During the several hours that the tank brigade was stationed on the bridge prior to the attack, the hotel had been bristling with journalists filming and watching the tanks from the roof and the many balconies. Hostile fire from Iraqi forces on the other side of the river had ceased. Nonetheless, the killing on a hotel balcony of the two cameramen—Couso and Taras Portsyuk—has been described by an official Pentagon inquiry as legitimate “self-defence.”

Jon Sistiaga, Couso’s colleague at Spanish TV channel Tele 5, said, “I think they deliberately fired on the journalists’ hotel. First they take out Al-Jazeera, then Abu-Dhabi a half hour later, and a half hour after that—why not?—with the same tank they shoot at the hotel housing the rest of the international media.”

The Spanish Supreme Court has accepted the appeal by Couso’s family to reopen the case that had been dropped in early 2006, calling for the extradition of the three US personnel directly involved and starting a fresh investigation into the shelling of the Palestine hotel.

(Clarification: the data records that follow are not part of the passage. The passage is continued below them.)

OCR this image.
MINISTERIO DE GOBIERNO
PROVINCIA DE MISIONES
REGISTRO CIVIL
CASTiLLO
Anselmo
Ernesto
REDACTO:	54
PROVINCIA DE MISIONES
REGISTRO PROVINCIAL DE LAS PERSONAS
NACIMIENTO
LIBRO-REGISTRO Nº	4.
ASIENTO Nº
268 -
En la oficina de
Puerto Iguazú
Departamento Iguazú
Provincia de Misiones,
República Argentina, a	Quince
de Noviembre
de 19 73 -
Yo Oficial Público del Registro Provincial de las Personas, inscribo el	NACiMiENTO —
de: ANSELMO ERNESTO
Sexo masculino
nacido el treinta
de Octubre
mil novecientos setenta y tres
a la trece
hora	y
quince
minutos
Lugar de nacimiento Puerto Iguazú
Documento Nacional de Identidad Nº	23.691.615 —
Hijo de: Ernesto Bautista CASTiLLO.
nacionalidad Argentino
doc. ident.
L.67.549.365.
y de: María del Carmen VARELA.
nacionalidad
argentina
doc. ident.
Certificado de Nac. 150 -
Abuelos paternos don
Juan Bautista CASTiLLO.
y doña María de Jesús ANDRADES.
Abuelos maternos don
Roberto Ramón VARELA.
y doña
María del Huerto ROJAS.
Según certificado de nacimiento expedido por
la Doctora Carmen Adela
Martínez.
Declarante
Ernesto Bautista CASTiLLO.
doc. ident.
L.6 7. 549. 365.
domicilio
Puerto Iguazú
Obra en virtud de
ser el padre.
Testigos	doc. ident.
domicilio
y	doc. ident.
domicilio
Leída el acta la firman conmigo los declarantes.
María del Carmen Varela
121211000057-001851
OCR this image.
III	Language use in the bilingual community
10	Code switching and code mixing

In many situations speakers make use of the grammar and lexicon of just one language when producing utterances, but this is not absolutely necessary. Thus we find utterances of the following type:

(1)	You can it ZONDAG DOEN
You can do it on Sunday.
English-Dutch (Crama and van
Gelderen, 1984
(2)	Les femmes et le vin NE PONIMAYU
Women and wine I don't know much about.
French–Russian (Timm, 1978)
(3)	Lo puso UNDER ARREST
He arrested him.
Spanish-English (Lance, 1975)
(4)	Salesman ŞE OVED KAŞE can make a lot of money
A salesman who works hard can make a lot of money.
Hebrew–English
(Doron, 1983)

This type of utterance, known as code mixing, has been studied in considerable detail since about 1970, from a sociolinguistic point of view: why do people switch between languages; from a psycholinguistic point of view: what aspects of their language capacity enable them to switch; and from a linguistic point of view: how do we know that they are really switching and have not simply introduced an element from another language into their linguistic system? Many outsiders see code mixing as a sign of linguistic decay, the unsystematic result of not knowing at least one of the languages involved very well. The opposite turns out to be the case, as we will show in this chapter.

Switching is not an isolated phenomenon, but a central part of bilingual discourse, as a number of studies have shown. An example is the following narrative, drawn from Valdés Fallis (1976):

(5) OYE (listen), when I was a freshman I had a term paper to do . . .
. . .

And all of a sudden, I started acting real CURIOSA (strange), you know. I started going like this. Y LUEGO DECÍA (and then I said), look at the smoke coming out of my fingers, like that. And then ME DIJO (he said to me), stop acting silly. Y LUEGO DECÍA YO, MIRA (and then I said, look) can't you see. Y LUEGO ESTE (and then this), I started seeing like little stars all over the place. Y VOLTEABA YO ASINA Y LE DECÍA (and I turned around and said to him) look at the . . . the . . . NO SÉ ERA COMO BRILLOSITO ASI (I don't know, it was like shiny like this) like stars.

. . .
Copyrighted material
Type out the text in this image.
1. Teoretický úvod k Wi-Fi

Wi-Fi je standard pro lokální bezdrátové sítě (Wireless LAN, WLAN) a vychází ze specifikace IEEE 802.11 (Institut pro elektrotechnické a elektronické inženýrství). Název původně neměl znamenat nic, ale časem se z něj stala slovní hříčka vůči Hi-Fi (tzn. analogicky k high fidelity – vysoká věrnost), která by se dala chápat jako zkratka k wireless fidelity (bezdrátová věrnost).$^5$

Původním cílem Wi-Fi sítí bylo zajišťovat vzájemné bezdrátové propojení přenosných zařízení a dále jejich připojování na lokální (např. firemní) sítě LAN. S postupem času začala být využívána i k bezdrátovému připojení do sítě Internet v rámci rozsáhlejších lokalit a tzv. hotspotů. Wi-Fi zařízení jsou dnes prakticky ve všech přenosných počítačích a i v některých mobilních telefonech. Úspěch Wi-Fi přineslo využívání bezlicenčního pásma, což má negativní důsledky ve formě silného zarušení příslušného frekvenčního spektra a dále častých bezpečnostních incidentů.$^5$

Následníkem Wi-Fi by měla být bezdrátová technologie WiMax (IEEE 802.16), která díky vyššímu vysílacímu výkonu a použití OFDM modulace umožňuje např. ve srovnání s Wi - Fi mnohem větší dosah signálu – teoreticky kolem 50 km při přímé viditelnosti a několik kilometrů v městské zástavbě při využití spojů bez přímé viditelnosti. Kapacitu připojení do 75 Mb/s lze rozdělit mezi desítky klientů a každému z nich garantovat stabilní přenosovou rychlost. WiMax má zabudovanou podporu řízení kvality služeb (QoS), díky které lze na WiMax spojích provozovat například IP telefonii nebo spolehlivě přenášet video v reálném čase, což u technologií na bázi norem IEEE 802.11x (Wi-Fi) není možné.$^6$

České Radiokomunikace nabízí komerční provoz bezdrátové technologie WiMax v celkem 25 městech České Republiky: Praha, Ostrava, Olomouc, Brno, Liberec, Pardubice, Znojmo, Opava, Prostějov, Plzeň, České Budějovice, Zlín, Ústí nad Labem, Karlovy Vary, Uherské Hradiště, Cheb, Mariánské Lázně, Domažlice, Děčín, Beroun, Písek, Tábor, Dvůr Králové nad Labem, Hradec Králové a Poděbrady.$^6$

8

Without the cooperation of the US authorities, however, it is highly unlikely that a request for extradition will be successful.

Despite such brazen efforts at suppression, reports have nonetheless leaked out that indicate mass incarcerations, torture and collective punishments are meted out against communities perceived to be sympathetic to insurgents in Iraq.

Some of the most disturbing stories emerged after a US assault against the city of Fallujah in 2004—these included graphic images of bodies that had been exposed to white phosphorous, a chemical weapon that causes flesh to melt to the bone. These “unembedded” reports, which journalists made at great risk to their own lives, forced the US government to admit that white phosphorous had been used as an offensive weapon in contravention of the Geneva Conventions, and exposed the levels to which it had sunk in a desperate bid to subdue the Iraqi people.